PhD candidate: Hend Eltanamly, MSc
Growing up in times of war is a fact many children and adolescents are experiencing on a daily basis. The negative effects of war exposure on children have been intensively studied, yet we do not fully understand how war exposure casts its adverse effects on children. Unraveling the contributions of changed family dynamics to this process seems an important part of the puzzle of understanding how war affects children. In addition, experiences of war are not limited to war exposure in home countries. Many war exposed families face a multitude of stressors until they reach resettlement in other countries, eventually becoming refugees. Can we unravel how the accumulation and dissipation of stressors in different phases, along the road to refuge, shape parenting among refugee parents? Moreover, the new environment in resettlement might pose numerous stressors ranging from a loss of status, loss of financial resources, acculturation difficulties, and possibly an acculturation gap with their children.
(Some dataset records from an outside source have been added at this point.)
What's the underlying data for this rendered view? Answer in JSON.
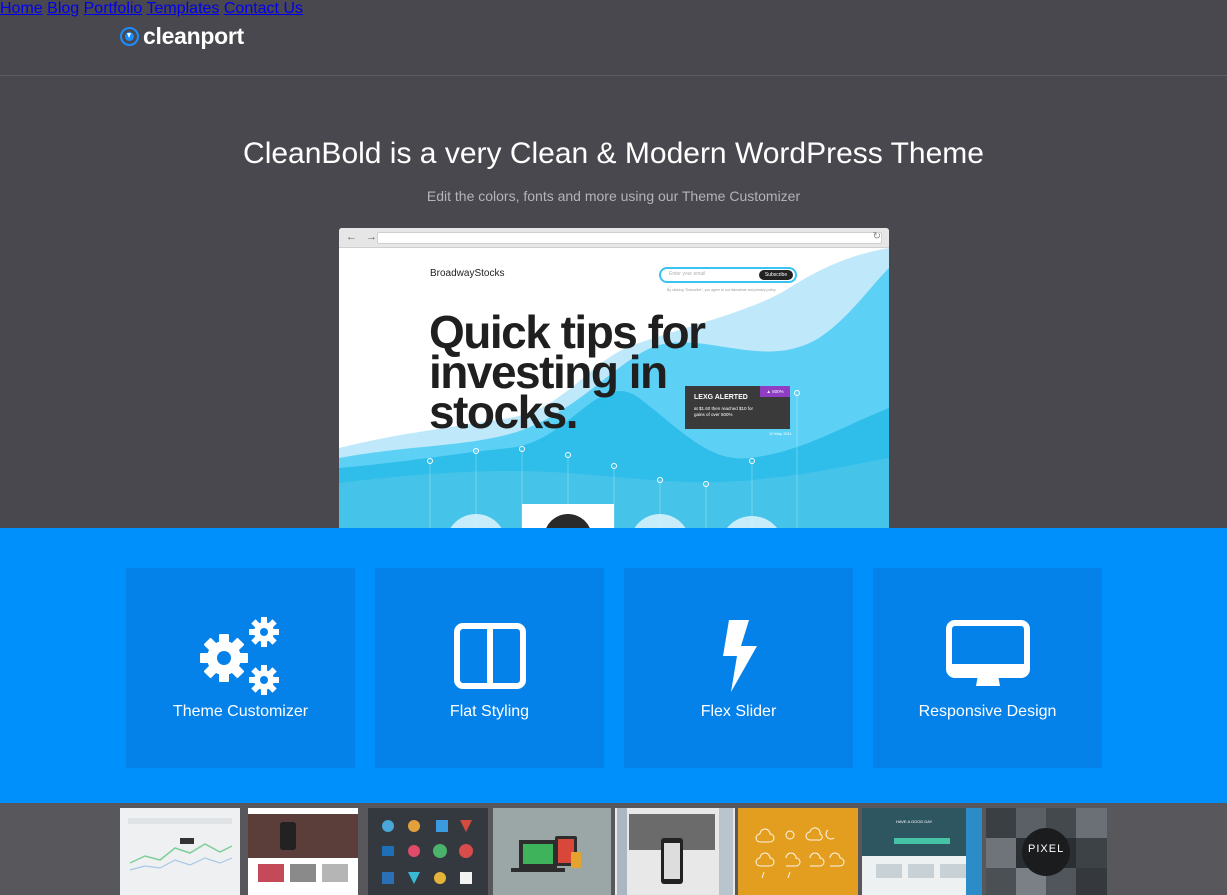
{
  "brand": {
    "name": "cleanport",
    "accent": "#1b8dff"
  },
  "nav": {
    "items": [
      {
        "label": "Home"
      },
      {
        "label": "Blog"
      },
      {
        "label": "Portfolio"
      },
      {
        "label": "Templates"
      },
      {
        "label": "Contact Us"
      }
    ]
  },
  "hero": {
    "title": "CleanBold is a very Clean & Modern WordPress Theme",
    "subtitle": "Edit the colors, fonts and more using our Theme Customizer"
  },
  "preview": {
    "brand": "BroadwayStocks",
    "email_placeholder": "Enter your email",
    "subscribe_label": "Subscribe",
    "fine_print": "By clicking \"Subscribe\", you agree to our disclaimer and privacy policy.",
    "headline": "Quick tips for investing in stocks.",
    "alert": {
      "badge": "▲ 500%",
      "title": "LEXG ALERTED",
      "text": "at $1.60 then reached $10 for gains of over 500%",
      "date": "10 May 2011"
    }
  },
  "features": {
    "bg_color": "#0090fb",
    "tile_color": "#0482ea",
    "items": [
      {
        "label": "Theme Customizer",
        "icon": "gears-icon"
      },
      {
        "label": "Flat Styling",
        "icon": "columns-icon"
      },
      {
        "label": "Flex Slider",
        "icon": "lightning-icon"
      },
      {
        "label": "Responsive Design",
        "icon": "monitor-icon"
      }
    ]
  },
  "thumbnails": {
    "pixel_label": "PIXEL",
    "good_day_label": "HAVE A GOOD DAY"
  }
}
How do such stressors relate to parental self-efficacy and the use of autonomy-supportive parenting practices among refugee parents? Can we strengthen parental self-efficacy in a micro-intervention, which in turn, might translate into more autonomy supportive parenting? Would improving parental self-efficacy weaken the link between daily stressors and parental self-efficacy among refugee parents? By doing so, we hope we can support a vulnerable population trying to build a new life after having faced extreme adversity.
This project is part of the NWO Yield Graduate Programme.